Pierre Serne est président de la commission LGBT des Verts. Il est aussi l’un des deux représentants de l’Ilga-Europe en France, avec Christine Le Doaré. C’est à ce titre que Yagg lui avait demandé une tribune sur l’Europe et les droits des personnes LGBT. Les élections européennes passées, il a accepté de répondre à nos questions sur la composition du nouveau Parlement européen et ses conséquences sur le travail de l’Ilga-Europe, et, plus largement, l’avenir des droits LGBT en Europe.

Que pense l’Ilga-Europe du Parlement européen qui vient d’être élu? Au vu des résultats au niveau européen, ce n’est pas le Parlement rêvé pour les personnes LGBT et l’Ilga-Europe. On note une progression des forces conservatrices en Europe, ainsi que des percées de l’extrême droite dans un certain nombre de pays, une extrême droite très opposée aux droits LGBT, sauf exception, comme les Pays-Bas.
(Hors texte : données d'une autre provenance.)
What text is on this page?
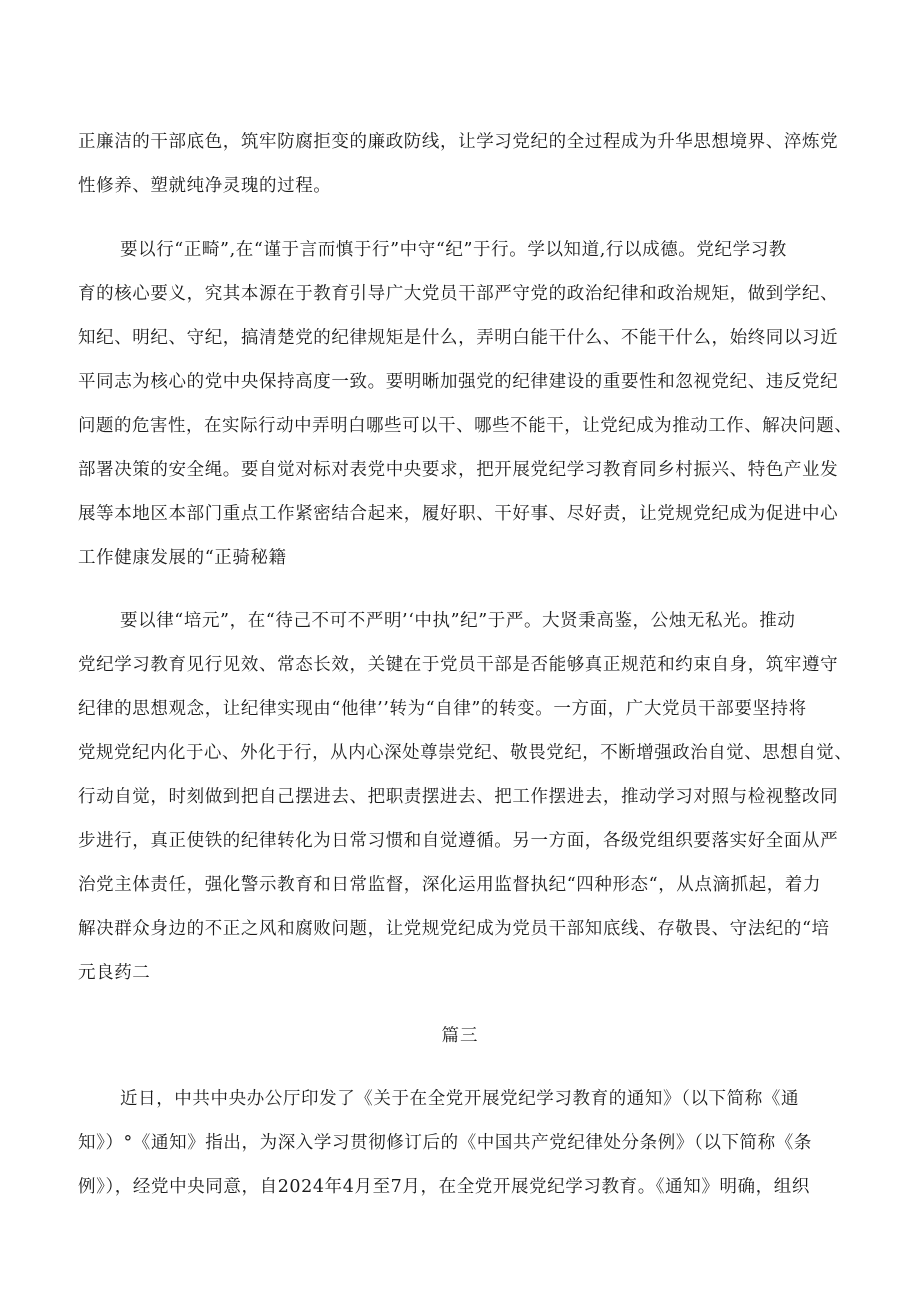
正廉洁的干部底色，筑牢防腐拒变的廉政防线，让学习党纪的全过程成为升华思想境界、淬炼党
性修养、塑就纯净灵瑰的过程。
要以行“正畸”,在“谨于言而慎于行”中守“纪”于行。学以知道,行以成德。党纪学习教
育的核心要义，究其本源在于教育引导广大党员干部严守党的政治纪律和政治规矩，做到学纪、
知纪、明纪、守纪，搞清楚党的纪律规矩是什么，弄明白能干什么、不能干什么，始终同以习近
平同志为核心的党中央保持高度一致。要明晰加强党的纪律建设的重要性和忽视党纪、违反党纪
问题的危害性，在实际行动中弄明白哪些可以干、哪些不能干，让党纪成为推动工作、解决问题、
部署决策的安全绳。要自觉对标对表党中央要求，把开展党纪学习教育同乡村振兴、特色产业发
展等本地区本部门重点工作紧密结合起来，履好职、干好事、尽好责，让党规党纪成为促进中心
工作健康发展的“正骑秘籍
要以律“培元”，在“待己不可不严明’‘中执”纪”于严。大贤秉高鉴，公烛无私光。推动
党纪学习教育见行见效、常态长效，关键在于党员干部是否能够真正规范和约束自身，筑牢遵守
纪律的思想观念，让纪律实现由“他律’’转为“自律”的转变。一方面，广大党员干部要坚持将
党规党纪内化于心、外化于行，从内心深处尊崇党纪、敬畏党纪，不断增强政治自觉、思想自觉、
行动自觉，时刻做到把自己摆进去、把职责摆进去、把工作摆进去，推动学习对照与检视整改同
步进行，真正使铁的纪律转化为日常习惯和自觉遵循。另一方面，各级党组织要落实好全面从严
治党主体责任，强化警示教育和日常监督，深化运用监督执纪“四种形态“，从点滴抓起，着力
解决群众身边的不正之风和腐败问题，让党规党纪成为党员干部知底线、存敬畏、守法纪的“培
元良药二
篇三
近日，中共中央办公厅印发了《关于在全党开展党纪学习教育的通知》（以下简称《通
知》）°《通知》指出，为深入学习贯彻修订后的《中国共产党纪律处分条例》（以下简称《条
例》），经党中央同意，自2024年4月至7月，在全党开展党纪学习教育。《通知》明确，组织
C’est donc, a priori, un Parlement européen moins favorable aux droits LGBT que le Parlement sortant. Mais c’est toujours plus compliqué que ça au Parlement européen. Par exemple, la fameuse Charte de l’Ilga-Europe a été signée par des candidats de droite, parfois même affiliés au Parti populaire européen (PPE), notamment dans certains nouveaux pays de l’Union. Une partie du PPE correspond à des partis libéraux, d’un point de vue économique, mais aussi sociétal.
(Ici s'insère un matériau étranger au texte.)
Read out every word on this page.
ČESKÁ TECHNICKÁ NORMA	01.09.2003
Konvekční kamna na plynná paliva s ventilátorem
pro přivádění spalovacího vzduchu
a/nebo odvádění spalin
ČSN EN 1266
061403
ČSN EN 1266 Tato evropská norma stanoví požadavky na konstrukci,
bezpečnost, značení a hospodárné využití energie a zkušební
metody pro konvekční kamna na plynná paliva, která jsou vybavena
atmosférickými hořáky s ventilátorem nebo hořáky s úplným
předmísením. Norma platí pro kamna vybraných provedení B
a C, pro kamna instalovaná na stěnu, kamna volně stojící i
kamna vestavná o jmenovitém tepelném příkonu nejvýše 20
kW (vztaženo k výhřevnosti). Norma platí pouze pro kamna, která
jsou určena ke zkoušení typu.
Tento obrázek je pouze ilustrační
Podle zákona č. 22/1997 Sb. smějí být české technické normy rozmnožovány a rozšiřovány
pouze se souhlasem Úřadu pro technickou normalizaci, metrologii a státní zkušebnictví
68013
L’Ilga-Europe prend le Parlement européen tel qu’il est, et nous allons essayer de nous appuyer sur des députés, y compris à droite, susceptibles de faire avancer nos dossiers, comme la directive contre les discriminations.

J’ajouterais que si l’on regarde en détail les rapports de force, certes le Parti socialiste européen perd des sièges mais globalement la droite la plus conservatrice n’est pas majoritaire, donc on doit pouvoir trouver des majorités pour les droits LGBT. Ainsi le groupe des Verts devient encore plus charnière que dans le Parlement précédent, et va être très courtisé, ce qui, connaissant l’attachement de ce groupe à l’égalité des droits, donne un moyen de pression supplémentaire en faveur de nos dossiers puisque nous pourrons compter sur leur soutien. On a vu aussi dans le Parlement sortant qu’une majorité des libéraux du groupe ALDE votaient souvent pour les droits LGBT.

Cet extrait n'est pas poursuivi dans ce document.